Alex Clark '16, the president of Phi Alpha Tau, has joined Emerson STANDS and implores college men to actively engage in dialogue and prevention of power-based interpersonal violence, which includes sexual assault. (Courtesy Photo)
Alex Clark ’16 said that before arriving at Emerson, the last thing he wanted was to be a part of Greek life. Now president of the Phi Alpha Tau fraternity, Clark, who is gay, is using his leadership role to encourage more male students to raise awareness of power–based interpersonal violence, and is an active member of Emerson STANDS—an acronym for Stand Together, Act Now, Do Something—through Emerson Violence Prevention and Response (VPR).
“If you ever find yourself in a situation where you feel unsafe, know that Emerson provides resources to make this a safe campus,” said Clark, a Visual and Media Arts major, who is also executive producer of the 34th Annual EVVY Awards.
Next month, Clark; fellow Tau brother Chris Dobens ’16, a Marketing Communication major; and VPR Director Melanie Matson are planning to attend the 2015 Conference on College Men at the University of Massachusetts Amherst, where they will lead a session on what men can do to prevent violence on college campuses.
How did you become interested in helping VPR?
Coming to Emerson, I never wanted to join Greek life because of the stigma about it in the media. You see movies where fraternities promote an environment all about partying and taking advantage of women, and I thought I had to fit that stereotype if I were to join a frat. However, at Emerson, it’s all about being the best you can. When I was elected president of Tau, sexual violence became a prominent issue societally that we needed to tackle because, while Tau is different from most fraternities, those stereotypes exist for a reason. There are organizations allowing this type of violence to happen, but there are fraternities that want to change the conversation. At the end of the day, it is our responsibility to take action; if we have the power to create a stereotype, we have the power to take it away.

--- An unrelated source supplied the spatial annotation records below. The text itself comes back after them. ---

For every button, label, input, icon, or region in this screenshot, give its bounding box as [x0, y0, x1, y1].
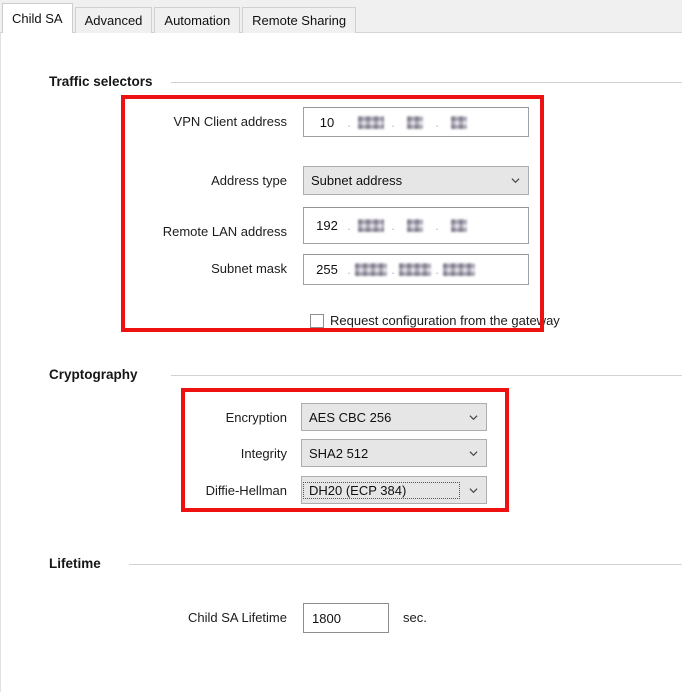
group-title-traffic-selectors: Traffic selectors — [49, 74, 161, 89]
ip-separator: . — [347, 218, 351, 233]
request-configuration-row[interactable]: Request configuration from the gateway — [310, 313, 560, 328]
label-child-sa-lifetime: Child SA Lifetime — [188, 610, 287, 625]
chevron-down-icon[interactable] — [460, 440, 486, 466]
diffie-hellman-value: DH20 (ECP 384) — [303, 481, 460, 499]
remote-lan-address-octet-4[interactable] — [451, 219, 467, 232]
vpn-client-address-octet-2[interactable] — [358, 115, 384, 129]
subnet-mask-octet-4[interactable] — [443, 263, 475, 276]
group-divider-lifetime — [129, 564, 682, 565]
group-divider-traffic-selectors — [171, 82, 682, 83]
subnet-mask-input[interactable]: 255 . . . — [303, 254, 529, 285]
remote-lan-address-octet-3[interactable] — [407, 219, 423, 232]
chevron-down-icon[interactable] — [502, 167, 528, 194]
tab-automation[interactable]: Automation — [154, 7, 241, 33]
label-subnet-mask: Subnet mask — [211, 261, 287, 276]
child-sa-pane: Traffic selectors VPN Client address 10 … — [0, 33, 682, 692]
label-integrity: Integrity — [240, 446, 287, 461]
subnet-mask-octet-3[interactable] — [399, 263, 431, 276]
ip-separator: . — [391, 114, 395, 130]
remote-lan-address-octet-1[interactable]: 192 — [310, 218, 344, 233]
ip-separator: . — [435, 262, 439, 277]
group-title-lifetime: Lifetime — [49, 556, 109, 571]
tab-child-sa[interactable]: Child SA — [2, 3, 73, 33]
ip-separator: . — [347, 262, 351, 277]
label-diffie-hellman: Diffie-Hellman — [205, 483, 287, 498]
label-encryption: Encryption — [225, 410, 287, 425]
ip-separator: . — [347, 114, 351, 130]
vpn-client-address-octet-1[interactable]: 10 — [310, 115, 344, 130]
integrity-dropdown[interactable]: SHA2 512 — [301, 439, 487, 467]
tab-list: Child SA Advanced Automation Remote Shar… — [2, 3, 358, 33]
remote-lan-address-octet-2[interactable] — [358, 219, 384, 232]
child-sa-lifetime-input[interactable]: 1800 — [303, 603, 389, 633]
request-configuration-checkbox[interactable] — [310, 313, 324, 328]
subnet-mask-octet-2[interactable] — [355, 263, 387, 276]
ip-separator: . — [391, 218, 395, 233]
request-configuration-label: Request configuration from the gateway — [330, 313, 560, 328]
tab-remote-sharing[interactable]: Remote Sharing — [242, 7, 357, 33]
chevron-down-icon[interactable] — [460, 404, 486, 430]
ip-separator: . — [391, 262, 395, 277]
encryption-dropdown[interactable]: AES CBC 256 — [301, 403, 487, 431]
vpn-client-address-octet-4[interactable] — [451, 115, 467, 129]
encryption-value: AES CBC 256 — [309, 409, 392, 425]
diffie-hellman-dropdown[interactable]: DH20 (ECP 384) — [301, 476, 487, 504]
group-title-cryptography: Cryptography — [49, 367, 146, 382]
ip-separator: . — [435, 114, 439, 130]
integrity-value: SHA2 512 — [309, 445, 369, 461]
vpn-client-address-input[interactable]: 10 . . . — [303, 107, 529, 137]
group-divider-cryptography — [171, 375, 682, 376]
vpn-client-address-octet-3[interactable] — [407, 115, 423, 129]
address-type-dropdown[interactable]: Subnet address — [303, 166, 529, 195]
subnet-mask-octet-1[interactable]: 255 — [310, 262, 344, 277]
remote-lan-address-input[interactable]: 192 . . . — [303, 207, 529, 244]
tab-advanced[interactable]: Advanced — [74, 7, 153, 33]
tab-strip: Child SA Advanced Automation Remote Shar… — [0, 0, 682, 33]
ip-separator: . — [435, 218, 439, 233]
label-vpn-client-address: VPN Client address — [173, 114, 287, 129]
label-address-type: Address type — [211, 173, 287, 188]
address-type-value: Subnet address — [311, 173, 403, 188]
child-sa-lifetime-unit: sec. — [403, 610, 427, 625]
label-remote-lan-address: Remote LAN address — [162, 224, 287, 239]
chevron-down-icon[interactable] — [460, 477, 486, 503]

What are you doing to prevent power–based interpersonal violence on campus?
Emerson is beginning to further establish the VPR office and I have worked closely with Melanie [Matson] to pursue this change. Also, Tau’s sister sorority, Kappa Gamma Chi, hosts an annual event called Emerald Empowerment Week to campaign against sexual assault and interpersonal violence, and I asked how Tau could get involved. This year’s theme, “Because We Are Equal,” was a great way for Tau to fit in because we realize that sexual violence happens to both females and males. This year, we co-sponsored two events. We screened The Hunting Ground, a documentary film I think everyone should watch. We also co-sponsored the Pay It Forward campaign, where we filmed Emerson students talking about their idea of what consent means and why it is an important issue to address on Emerson’s campus. Additionally, Phi Alpha Tau, along with VPR, hosted a screening and discussion of the film The Mask You Live In, [which examines] masculinity and what it means to be a man.
What does it mean to you to have a campus free of sexual assault and power-based violence?
I think it means that you can be any place on campus in any group of Emerson students and feel safe. You can walk down the street or go to class and never feel afraid or on edge. No one will question, “Can I do this” or “Can I wear this.” This will open up the conversation and people will feel comfortable speaking about these subjects. Emerson is taking a leadership role on this issue and many Greek organizations at Emerson are trying to make a positive impact. Tau specifically has spoken to Greek organizations at other Boston schools to make this a safer city. I think it will have a big impact throughout Boston and spread throughout the country.